There appears to be no provision for receiving LSB signals with this receiver; it may be possible to do so using the A1 mode, proper tuning, and careful adjustment of the BFO.

Top View

This is what the receiver looks like from above, with the top cover and the shielding over the compartments for cards 1 and 2 removed.

I suspect that most, if not all, of the compartments had similar shields when the receiver was new.

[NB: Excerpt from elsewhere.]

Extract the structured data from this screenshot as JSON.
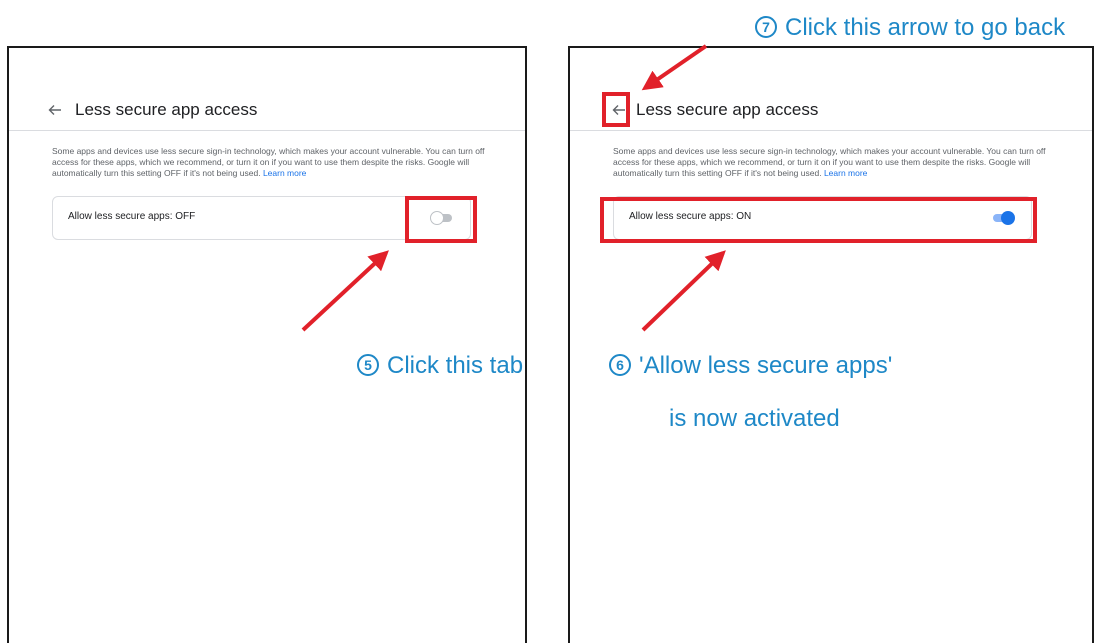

The leftmost compartment is the power supply. Boards are as follows:
  • 1 is the RF filter board.
  • 2 is the preselector board.
  • 3 is the 38 MHz IF board.
  • 4 is the 1.4 MHz IF filter board.
  • 5 is the 1.4 MHz IF/demodulator board
  • 6 is the VCO board.
  • The space between 6 and 7 is where a remote control board would go.
  • 7 is the divide by 20 board.
  • 8 is the programmable divider board.
  • 9 is the reference board.
There are two boards behind and parallel to the front panel. The rearmost one is the microprocessor board; the one between it and the front panel is the display board.

Board 1, component side

Board 1 is the RF filter board. The microprocessor enables one of 9 filters by turning on a selected pair of diodes.

Board 2, component side

Board 2 is the preselector board. Antenna input goes into a power limiter, then to wideband and duplex filters or one of three MF/HF preselectors. The MF/HF preselectors are tuned by voltage applied to varicap arrays.
A subassembly on the preselector board is the first mixer board. THis is a double balanced mixer which receives the 10 KHz to 30 MHz RF input through a VHF lowpass filter and the 38-68 MHz local oscillator (LO) input through a second VHF lowpass filter. Mixer output is amplified by a low noise transistor and then goes to the 38 MHz IF board, which is Board 3.

Board 3, component side

Board 3 is the 38 MHz IF board. The 38 MHz IF signal passes through a crystal filter, a PIN diode attenuator, a grounded gate amplifier, and then to one input of a double balanced mixer. The other input of the double balanced mixer is driven by a balanced modulator, which has 38.6 MHz LO as one input and a 3 MHz VCO (clarifier) as the other input. This enables the second LO to be varied slightly in frequency by the clarifier control.

Board 4, component side

Board 4 is the 1.4 MHz IF filter board. One of three filters is selected by digital data from the microprocessor board. The 1.4 MHz IF also is transformer-coupled to the IF output hack on the rear panel of the receiver.

Board 5, component side

Board 5 is the 1.4 MHz second IF and demodulator board. Input at 1.4 MHz is applied to a product detector; the second input to the product detector is the 1.4 MHz second LO signal.
Detector output passes through a low pass filter and then to a line amplifier and the speaker amplifier. Output from the AM detector also is applied to the input of the AGC circuit.

Board 6, component side

Board 6 is the VCO board, one of four boards that make up the frequency synthesizer. VCO1, on the VCO board, covers 38.0085 to 67.9999 MHz in wo bands with two separate VCOs (VCO1a and VCO1b) sharing a common output amplifier. VCO1a operates below 52 MHz, and VCO1b from 52.0 MHz to 67.9999 MHz.

Board 7, component side

Board 7 is the divide-by-20 board, part of the synthesizer. It divides the output frequency of VCO1 by 20. The output of this divider is input to phase-locked loop 1, which has output frequencies from 38.0085 to 67.9999 MHz in 100 Hz steps.

Board 8, component side

Board 8 is the programmable divider board, part of the synthesizer. This board contains VCO2, which operates from 90.001 to 100.00 MHz in .0001 MHz steps. It also contains two programmable dividers, N1 and N2. All these are used in the synthesizer, and synthesizer loop 2 (VCO2, divide-by-N2, and phase detector 2) is all on this board.

Board 9, component side

Board 9 is the reference board, part of the synthesizer. This board contains a 11.2 MHz temperature-compensated crystal oscillator (TCXO) and a fixed frequency divider chain to produce 1.4 MHz LO2 and the 50 KHz and 1 KHz reference frequencies for the two phase locked loops in the synthesizer. It also contains the BFO circuit, which supplies a variable 1.4 MHZ local carrier when the receiver is in CW (A1) mode.